I respect Ben Wittes and this argument is surely the right argument to make for those who don't believe that there should be an individual right to own a gun. While I didn't attend the discussion because I was not invited until the middle of last week, I thought that Randy Barnett's response that repealing the second amendment would open up to question all other constitutional rights was pretty weak (though possibly the reporter just doesn't correctly describe his argument). It is very hard to repeal parts of the constitution and I don't see what harm that it would do to interpret these rights correctly and then have people realize that the only way that they can be changed is through a constitutional amendment.

"The Second Amendment is one of the clearest statements of right in the Constitution," Benjamin Wittes, a guest scholar at the center-left Brookings Institution, acknowledged in a discussion Monday. "We've had decades of sort of intellectual gymnastics to try to make those words not mean what they say."

Wittes, who said he has "no particular enthusiasm for the idea of a gun culture," said that rather than try to limit gun ownership through regulation that potentially violates the Second Amendment, opponents of gun ownership should set their sights on repealing the amendment altogether.

"Rather than debating the meaning of the Second Amendment, I think the appropriate debate is whether we want a Second Amendment," Wittes said.
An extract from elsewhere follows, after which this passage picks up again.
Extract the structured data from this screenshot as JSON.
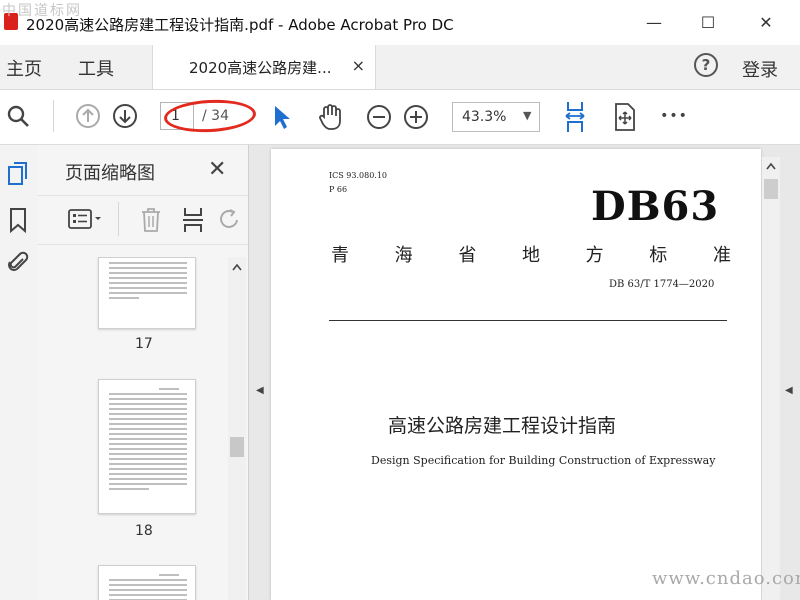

He conceded, however, that the political likelihood of getting the amendment repealed is "pretty limited."

Wittes said the Second Amendment guarantee of the right to bear arms meant more when it was crafted more than 200 years ago than it does today. Modern society is "much more ambivalent than they [the founders] were about whether gun ownership really is fundamental to liberty," he said. . . . . .


UPDATE: Ben Wittes was nice enough to write me and point out that this was indeed not Randy's argument. Ben writes me that "His comments about the dangers of the intellectual arguments against the Second Amendment came not in response to my arguments about repeal but in response to the idea of judicial interpretation that renders the amendment a nullity. His point was that the same intellectual and doctrinal strategies used by gun control supporters in arguing against the individual rights view of the amendment could easily be deployed against any other provision of individual right in the Constitution. While I assume he disagreed with my call for a repeal, I don't believe he addressed the merits of it at all."